El bloqueo económico, comercial y financiero impuesto por los Estados Unidos contra Cuba desde hace 55 años, es el más largo en la historia de la humanidad, es la expresión más elevada de una política cruel e inhumana, carente de legalidad y legitimidad y deliberadamente diseñada para provocar hambre, enfermedades y desesperación en la población cubana.
El gobierno de Estados Unidos, lejos de poner fin a su reaccionaria política contra Cuba, mantiene intacto el bloqueo y las disposiciones leyes que le sirven de sustento. Se ha continuado reforzando los mecanismos políticos, administrativos y represivos para su instrumentación más eficaz y deliberada.
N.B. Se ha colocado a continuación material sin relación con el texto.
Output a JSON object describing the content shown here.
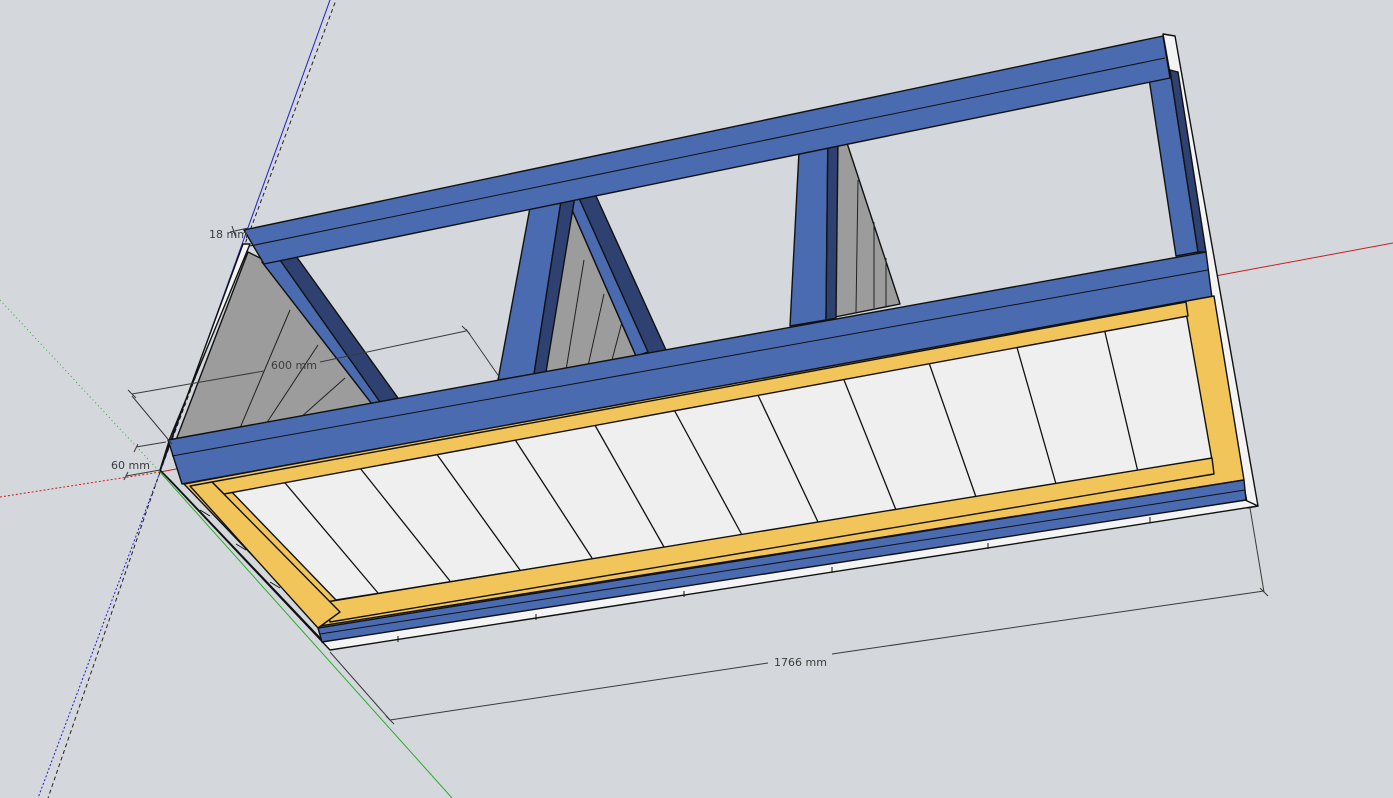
{
  "viewport": {
    "background_color": "#d4d8dc",
    "colors": {
      "frame_blue": "#4a6bb0",
      "frame_blue_dark": "#2e4170",
      "rail_yellow": "#f2c55a",
      "slat_white": "#efefef",
      "panel_gray": "#9c9c9c",
      "axis_red": "#cc1f1f",
      "axis_green": "#2eaa2e",
      "axis_blue": "#1f1fcc"
    }
  },
  "dimensions": {
    "top_board": "18 mm",
    "depth": "600 mm",
    "rail_height": "60 mm",
    "length": "1766 mm"
  }
}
Las medidas adoptadas por el Gobierno Revolucionario destinadas a recuperar las riquezas del país y a ponerlas al servicio del pueblo afectaron los intereses de los grandes monopolios norteamericanos que durante más de medio siglo habían saqueado los recursos de la isla e influido en su política interna.
La resuelta voluntad de producir decisivos cambios económicos y sociales a favor de las grandes mayorías, constituyó el detonante que reactivó el histórico diferendo entre los dos países. La respuesta de los Estados Unidos fue rápida y brutal desde el primer momento del triunfo de la re3volución cubana.
Con su carácter extraterritorial han fortalecido las sanciones y la persecución extraterritorial contra ciudadanos, instituciones y empresas de terceros países que establezcan o se propongan establecer relaciones económicas, comerciales, financieras o científico-técnicas con Cuba.
Asimismo impone multas multimillonarias a entidades bancarias estadounidenses y extranjeras por tener operaciones con nuestro país, en el caso particular de los bancos conlleva a la ruptura de los vínculos con Cuba y/o a que las transacciones cubanas tengan que realizarse en condiciones precarias.
Por todo esto, esta criminal política afecta rodos los sectores de la sociedad cubana, causándole pérdidas millonarias y provocando carencias de todo tipo que afectan directamente a la población.
Y aunque reconocen que esa es una política fracasada insisten en mantenerla y no se dan cuenta que ya la Revolución está a las puertas de su cumpleaños 58, y cada día está más sólida porque los cubanos desde hace mucho tiempo escogieron su destino: ser libres y dueños de su propio destino.